0
votes

I have a program running under OpenCL where after I perform the calculations in private memory, I would like to write them to Global memory. I have no use for the results further down the road-essentially I am looking for a built in solution to write to Global memory from either __local or __private memory asynchronously.

I already tried async_work_group_copy and I noticed that in order to ensure the data is correctly copied I have to wait for the event. For my card AMD HD7970 this is the same as doing a synchronous copy directly to Global memory.

Does anyone have any experience with async_work_group_copy without waiting for the event or any other viable alternative?

for (...) {
//Calculate some results and copy to __local array src
event_t e = async_work_group_copy(dest, src, size, 0);
wait_group_events(1, &e);  //Can we safely skip this??
}

Here src is __local and dest is __global.

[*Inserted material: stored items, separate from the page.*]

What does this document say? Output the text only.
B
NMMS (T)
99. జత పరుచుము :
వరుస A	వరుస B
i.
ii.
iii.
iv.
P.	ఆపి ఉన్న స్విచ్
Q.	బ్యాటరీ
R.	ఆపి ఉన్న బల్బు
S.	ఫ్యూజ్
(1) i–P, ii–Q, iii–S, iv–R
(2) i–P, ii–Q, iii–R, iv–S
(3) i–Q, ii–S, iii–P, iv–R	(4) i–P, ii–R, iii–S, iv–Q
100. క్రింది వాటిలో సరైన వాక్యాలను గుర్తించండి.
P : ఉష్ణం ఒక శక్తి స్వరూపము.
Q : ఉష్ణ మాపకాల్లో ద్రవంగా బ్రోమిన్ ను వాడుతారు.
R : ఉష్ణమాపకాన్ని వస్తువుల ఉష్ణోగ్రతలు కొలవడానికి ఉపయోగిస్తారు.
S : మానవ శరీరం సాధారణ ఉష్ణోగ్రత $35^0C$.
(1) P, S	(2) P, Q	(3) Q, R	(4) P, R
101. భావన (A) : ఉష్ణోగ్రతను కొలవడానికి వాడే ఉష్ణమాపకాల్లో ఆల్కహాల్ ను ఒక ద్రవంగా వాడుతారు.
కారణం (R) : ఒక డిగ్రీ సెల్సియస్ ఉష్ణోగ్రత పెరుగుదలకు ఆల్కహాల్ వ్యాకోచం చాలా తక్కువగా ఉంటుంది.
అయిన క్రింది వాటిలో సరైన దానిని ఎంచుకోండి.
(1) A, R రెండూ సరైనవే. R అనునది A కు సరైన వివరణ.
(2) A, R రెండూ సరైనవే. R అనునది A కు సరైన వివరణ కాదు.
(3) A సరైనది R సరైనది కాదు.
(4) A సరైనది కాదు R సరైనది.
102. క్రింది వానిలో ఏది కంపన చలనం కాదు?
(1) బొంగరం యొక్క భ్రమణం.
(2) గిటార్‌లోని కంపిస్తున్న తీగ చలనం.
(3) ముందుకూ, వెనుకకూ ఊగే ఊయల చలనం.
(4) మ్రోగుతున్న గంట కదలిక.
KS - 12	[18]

I suspect that since this function has to be identical for the whole Group, skipping waiting for the event may not work since other local work items may not have finished. This is in a for loop which complicates things further.

1
so your kernel has to do more work after the copy, but not with that global data?mfa
Yes. The kernel essentially manufactures data and puts them in Global memory. There is some input data but that is read once at the beginning. The manufactured data does not need to be consumed by the calculation. Any data I need I keep in private memory at all times.panos

1 Answers

2
votes

I think there isn't much you have to (can) do in this situation. I know that the Intel's GPU implementation will not stall on a global write unless there's a register dependency hazard to soon after the write (e.g. if the program reuses that register too soon after the write, it'll stall until the dependency hazard clears). Sadly, you can't really control register allocation or even see it unfortunately though.